Jahresdauerlinie für BHKWs erstellen

Dieser Artikel behandelt das Thema J wie Jahresdauerlinie.

Die Jahresdauerlinie zeigt, wie lange Gebäude oder Anlagen eine bestimmte Leistung benötigen. Sie bezieht sich üblicherweise auf ein Jahr und hilft bei der Auslegung von stromerzeugenden Heizungen wie BHKWs. Die Wärmeerzeuger lassen sich somit für die ganzjährig vorhandene Grundlast auslegen und erzeugen viel Strom. Zusätzliche Heizsysteme decken dann die vergleichsweise kurz benötigten Spitzenleistungen ab.

Jahresdauerlinie erstellen
© ntkris / Shutterstock.com

Jahresdauerlinie erstellen: So funktioniert es

Geht es um die Beheizung von Gebäuden, hängt die benötigte Heizleistung vom energetischen Zustand des Gebäudes und den Außentemperaturen ab. Während die Heizung im Sommer nur für die Warmwasserbereitung arbeitet, hat sie in der Übergangszeit etwas mehr zu tun. Im Winter, wenn es draußen knackig kalt ist, erbringen Heizungen dann Höchstleistungen – allerdings nur für eine relativ kurze Zeit.

Indem Experten eine Jahresdauerlinie erstellen, greifen sie genau diese Kenntnisse auf: Sie ermitteln oder berechnen, wie hoch die benötigte Leistung zu jeder Stunde des Jahres ist. Anschließend addieren sie die Werte zusammen und sortieren die Ergebnisse der Größe nach. Auf diese Weise entsteht eine von links nach rechts abfallende Kurve, die anzeigt, an wie vielen Stunden im Jahr welche Leistung benötigt wird. Experten sprechen dabei auch von der geordneten Jahresdauerlinie.

In Produktionsstätten oder gewerblich genutzten Anlagen lässt sich die Jahresdauerlinie aus dem Lastgang erstellen. Die benötigten Informationen sind üblicherweise beim Energieversorger zu bekommen.

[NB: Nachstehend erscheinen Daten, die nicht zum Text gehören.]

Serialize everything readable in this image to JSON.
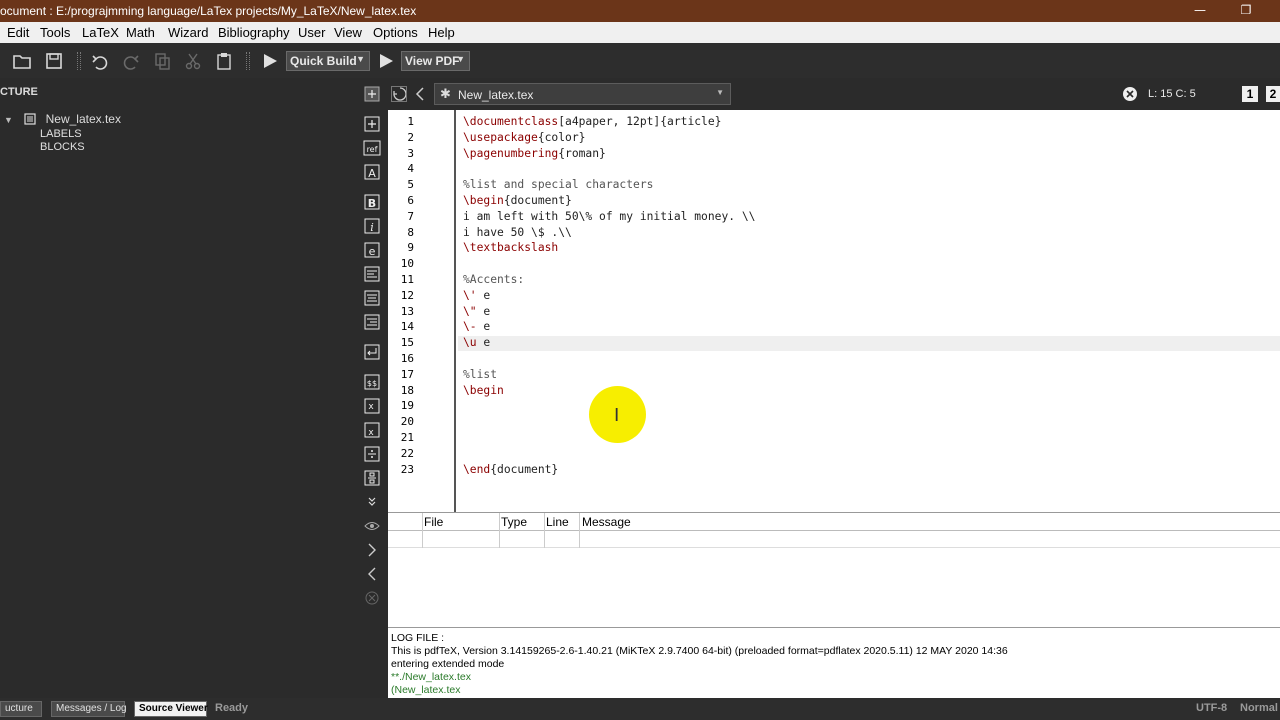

Anwendung der Kennlinie in der Praxis 

Wichtig ist die Jahresdauerlinie für die BHKW-Auslegung. Die Anlagen erzeugen neben Strom auch Wärme und arbeiten nur dann wirtschaftlich, wenn sie viele Stunden im Jahr laufen. Sinnvoll ist der Betrieb allerdings nur, wenn die freigesetzte thermische Energie auch einen Abnehmer findet. Wann und wie lange das der Fall ist, lesen Planer aus der Leistungskennlinie einfach ab. Dazu suchen sie auf der x-Achse die gewünschte Laufzeit in Stunden und gehen von dieser gerade nach oben. Der Schnittpunkt mit der Kennlinie zeigt auf der y-Achse die thermische BHKW-Leistung, um die gewünschten Betriebsstunden zu erreichen. Die Differenz zur Spitzenleistung muss dann ein zusätzliches Heizgerät bereitstellen.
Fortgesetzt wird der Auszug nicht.